Professor Macarius bought a complete binary Christmas tree having $2^D - 1$ vertices. Unfortunately, on the Christmas Eve his dog Brutus bit the tree. Each of the edges is bit with probability $\frac{1}{2}$, independently from other edges. Let $X$ be the number of vertices in the remaining tree (connected part containing the tree's tip). Count the expected value and variance of $X$.
My solution: Let $1, 2, ..., 2^D - 1$ be the numbers of the vertices counting from the top left ($1$ is the number of the tip, $2$ is the number of the left son of the tip etc.).

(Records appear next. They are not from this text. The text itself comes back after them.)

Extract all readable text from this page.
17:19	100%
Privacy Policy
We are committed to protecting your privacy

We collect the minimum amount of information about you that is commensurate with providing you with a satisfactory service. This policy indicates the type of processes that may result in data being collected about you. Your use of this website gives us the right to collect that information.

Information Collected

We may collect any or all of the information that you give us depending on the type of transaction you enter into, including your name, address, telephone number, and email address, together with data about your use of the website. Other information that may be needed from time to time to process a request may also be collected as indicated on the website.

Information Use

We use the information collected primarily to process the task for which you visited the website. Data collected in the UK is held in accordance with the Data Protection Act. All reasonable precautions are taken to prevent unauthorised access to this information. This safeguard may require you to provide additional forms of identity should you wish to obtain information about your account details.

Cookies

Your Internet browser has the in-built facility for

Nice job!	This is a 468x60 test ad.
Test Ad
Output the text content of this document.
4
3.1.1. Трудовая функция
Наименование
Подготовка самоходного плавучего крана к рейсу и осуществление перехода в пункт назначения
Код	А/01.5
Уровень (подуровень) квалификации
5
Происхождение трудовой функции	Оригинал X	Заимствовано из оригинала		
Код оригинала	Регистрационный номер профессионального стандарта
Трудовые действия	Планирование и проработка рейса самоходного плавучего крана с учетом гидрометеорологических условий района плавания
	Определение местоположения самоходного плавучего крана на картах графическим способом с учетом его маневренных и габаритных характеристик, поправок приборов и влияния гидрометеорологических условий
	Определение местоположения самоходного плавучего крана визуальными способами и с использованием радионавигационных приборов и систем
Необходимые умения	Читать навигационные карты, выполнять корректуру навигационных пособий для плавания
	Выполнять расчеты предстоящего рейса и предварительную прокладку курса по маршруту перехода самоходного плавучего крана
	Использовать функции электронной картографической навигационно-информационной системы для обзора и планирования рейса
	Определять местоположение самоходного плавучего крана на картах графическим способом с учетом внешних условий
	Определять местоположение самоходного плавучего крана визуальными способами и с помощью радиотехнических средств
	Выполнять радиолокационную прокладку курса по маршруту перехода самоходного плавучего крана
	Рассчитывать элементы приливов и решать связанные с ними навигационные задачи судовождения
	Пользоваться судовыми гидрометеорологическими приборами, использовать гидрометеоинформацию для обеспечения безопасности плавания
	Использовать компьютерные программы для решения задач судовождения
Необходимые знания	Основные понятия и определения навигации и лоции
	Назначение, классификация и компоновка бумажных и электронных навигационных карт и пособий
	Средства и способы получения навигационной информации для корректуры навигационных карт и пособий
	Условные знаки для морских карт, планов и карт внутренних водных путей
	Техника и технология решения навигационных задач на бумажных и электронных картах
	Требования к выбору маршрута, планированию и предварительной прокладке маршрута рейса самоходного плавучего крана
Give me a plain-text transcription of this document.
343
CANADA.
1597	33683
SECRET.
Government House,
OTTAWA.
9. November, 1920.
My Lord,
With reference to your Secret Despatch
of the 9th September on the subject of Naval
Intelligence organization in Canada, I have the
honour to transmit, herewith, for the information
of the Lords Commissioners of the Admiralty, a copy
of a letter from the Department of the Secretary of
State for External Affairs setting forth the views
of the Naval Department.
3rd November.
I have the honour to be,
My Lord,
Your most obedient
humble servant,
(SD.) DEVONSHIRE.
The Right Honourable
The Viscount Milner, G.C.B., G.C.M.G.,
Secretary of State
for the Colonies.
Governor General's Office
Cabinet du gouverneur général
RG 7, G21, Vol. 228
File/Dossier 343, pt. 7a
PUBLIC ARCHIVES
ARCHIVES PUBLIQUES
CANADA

Let $X_i$ be a Bernoulli random variable such that $X_i=1$ if vertex no. $i$ is in the remaining part of the tree. $$EX_i = \frac{1}{2}^{\lfloor{log_2{i}}\rfloor}$$ $$X = X_1 + ... + X_{2^D - 1}$$ $$EX = \sum_{i=1}^{2^D - 1}\left(\frac{1}{2}\right)^{\lfloor log_2 i \rfloor} \le H_{2^D - 1}$$ Is it correct? Can you get a better approximation for $EX$?
How to count the variance? I'm unfortunately unable to count $EX^2$.
The expectation can be calculated by saying that there if levels are labelled $0,1,\ldots,D-1$, there are $2^d$ vertices at level $d$ and each of these has probability $\frac1{2^d}$ of staying connected to the tip, so the overall expected number connected is $\sum_d 2^d \frac1{2^d} = D$